In other words, Pua Almeida was ubiquitous in Hawaiian music for decades and a guiding force in the last great period of Hawaii Calls. So we owe it to ourselves to hear Pua in a context in which he was not previously featured at Ho`olohe Hou: As a member of the Hawaii Calls group. 

If the lei is the most precious symbol of affection the Hawaiians can give, what could be more precious than a lei of flowers? A lei of stars, perhaps? In 1949, composer R. Alex Anderson published the now classic “I’ll Weave A Lei of Stars,” one of the most beloved of all of the hapa-haole songs sung by Hawai`i’s singers. Anderson composed so many ­hapa-haole songs that it is impossible to recount them all, but along with “Lei of Stars,” “Lovely Hula Hands” and “Haole Hula” are probably my favorites. 

Johnny Bond was a country-western singer/songwriter from Oklahoma who turned out many a hit not only for himself, but also for such country music stalwarts as Tex Ritter, Roy Rogers and the Sons of the Pioneers, and Bob Wills and the Texas Playboys. This may be why his “Jim, Johnny, and Jonas” does not have much of a Hawaiian feel to it. And yet it became a staple of the Hawaii Calls show when it was performed time and again by its singing star of the 1950s, Alfred Apaka. (It was even included on one of the Apaka LPs that he recorded with the musicians of the Hawaii Calls group.) But after Apaka’s untimely passing, would Hawaii Calls audiences still want to hear the song? Host Webley Edwards tested those waters by handing the song that Apaka previously owned instead to Pua Almeida. From this 1962 episode, this may likely be Almeida’s first ever performance of the song since we can hear him fumble the lyrics that he had probably never sung before. As Benny Kalama and Nina Keali`iwahamana recounted in a 1980s interview with KCCN Radio about their time with the program, in live radio such mistakes abound, and Hawaii Calls was no exception. But the show must go on! 

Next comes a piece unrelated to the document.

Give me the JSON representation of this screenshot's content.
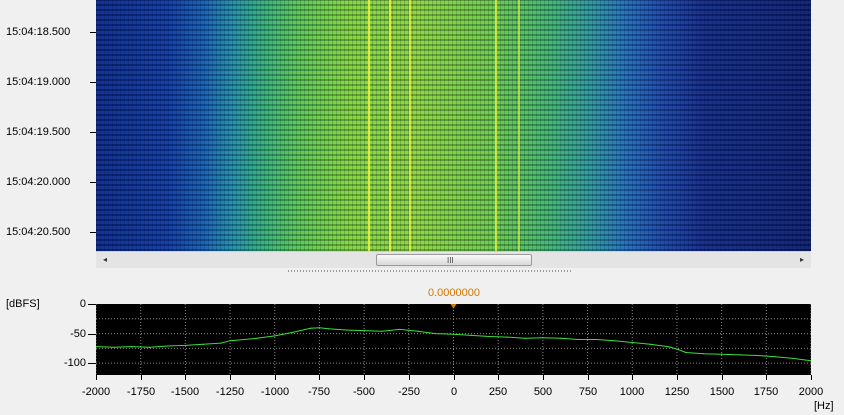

Hawaii Calls outlived Pua, but not by much. He passed away much too young at the age of 52 in February 1974. Given how little of Pua’s music is available in the CD or MP3 era, I hope you have enjoyed hearing two selections by Pua that he never recorded or released for his own albums. Like the other Hawaii Calls stars of that era, it would be great, too, if we could actually see Pua perform since there is as little video of him in circulation as there is audio.